I am also newly back in love with cooking, and all things cookbooks. This has partly been spurred on by the website WWW.COOKBOOKER.com. There, a nice community cooks, reviews, carries out challenges (with nice reward) and shares thoughts on cooking. I am using cookbooker with my 12 yr old daughter - she is learning to cook, photograph, and write reviews, without thinking of it as anything more than fun time with Mom. How I wish I could make these lazy weekend afternoons with her last forever.
This is a challenging one for me...
I've always been a baker and a lover of food and eating, but never the cook. The past few months have seen me through a breakup (with a wonderful chef, though he'd never call himself that), dropping 15 or so pounds (thank you breakup) and being forced to find my way in the kitchen (with a few less tools), trying to keep myself fed and distracted a bit too.
Eventually I hope to break into new territory and enjoy it without being frustrated. I've started small, and have forced myself to plan and shop carefully. The budget is a bit tighter, too, with all the expenses back on me. I'm still very far from where I want and need to be, but I'm taking things one step at a time. I'd like to think that gaining confidence in the kitchen may help in healing my broken heart and allow me to feel stronger and healthier out there on my own.
I'm glad to have the kitchn to help. I can't tell you how many times I've searched the how-to's here. I'm quite sure I'll be doing it many more times :)
Thank you.
I am a once-a-week chef; my commute and family schedule mean that I don't get home until just about when we should be eating dinner, so I prep everything in one day on the weekends. Today I was so tired, I didn't think I could get it done. But the chopping of vegetables, cutting up of two whole chickens and baking bread actually ended up re-energizing me. Looking forward to all the good stuff the new weeks holds, food and otherwise.
I really appreciate the weekend columns and posts in particular on The Kitchn. Thanks!
Lately I like thinking of our food as nourishment for every cell of our physical being, not just our stomachs. I've taken particular delight in avoiding gluten and embracing it as a chance to try new flours, going so far as to grind our own in the blender. I like thinking about everything that just went into the cookies I made, how the ground flax seeds don't just darken and add a nutty graininess to the cookie but suddenly it's bursting with omega3, it makes the cookies seem powerful.
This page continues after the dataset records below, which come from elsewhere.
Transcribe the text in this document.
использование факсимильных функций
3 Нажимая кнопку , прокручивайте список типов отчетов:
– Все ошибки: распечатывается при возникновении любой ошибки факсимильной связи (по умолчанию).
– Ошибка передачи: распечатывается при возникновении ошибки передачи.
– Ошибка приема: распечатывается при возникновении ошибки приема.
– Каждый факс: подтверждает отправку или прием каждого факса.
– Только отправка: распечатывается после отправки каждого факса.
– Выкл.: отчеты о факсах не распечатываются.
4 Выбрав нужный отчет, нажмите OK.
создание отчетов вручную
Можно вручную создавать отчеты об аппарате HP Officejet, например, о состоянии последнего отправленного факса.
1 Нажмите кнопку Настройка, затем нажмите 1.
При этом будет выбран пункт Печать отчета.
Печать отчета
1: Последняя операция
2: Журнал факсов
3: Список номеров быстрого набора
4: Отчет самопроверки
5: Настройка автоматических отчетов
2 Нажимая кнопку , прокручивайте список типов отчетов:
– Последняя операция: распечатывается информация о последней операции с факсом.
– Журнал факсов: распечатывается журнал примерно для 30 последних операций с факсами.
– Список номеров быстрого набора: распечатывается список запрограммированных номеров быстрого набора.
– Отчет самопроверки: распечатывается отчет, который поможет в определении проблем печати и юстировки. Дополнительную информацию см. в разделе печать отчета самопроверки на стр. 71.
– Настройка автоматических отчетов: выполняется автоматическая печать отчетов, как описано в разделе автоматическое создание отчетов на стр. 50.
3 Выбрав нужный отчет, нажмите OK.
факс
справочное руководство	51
Lately I've been more experimental, baking without recipes, it feels daring and exciting like I'm breaking all the baking rules and yet things still work out.
The cookies weren't crisp like I half expected, they were soft and chewy like little cakes. It was an excellent opportunity to see them as a pleasant surprise instead of a mistake.
I don't mind being a little surprised by what comes out of the oven or the pot. It makes the entire cooking process a little bit like magic.
Gessaki, that was really poignant. Thank you.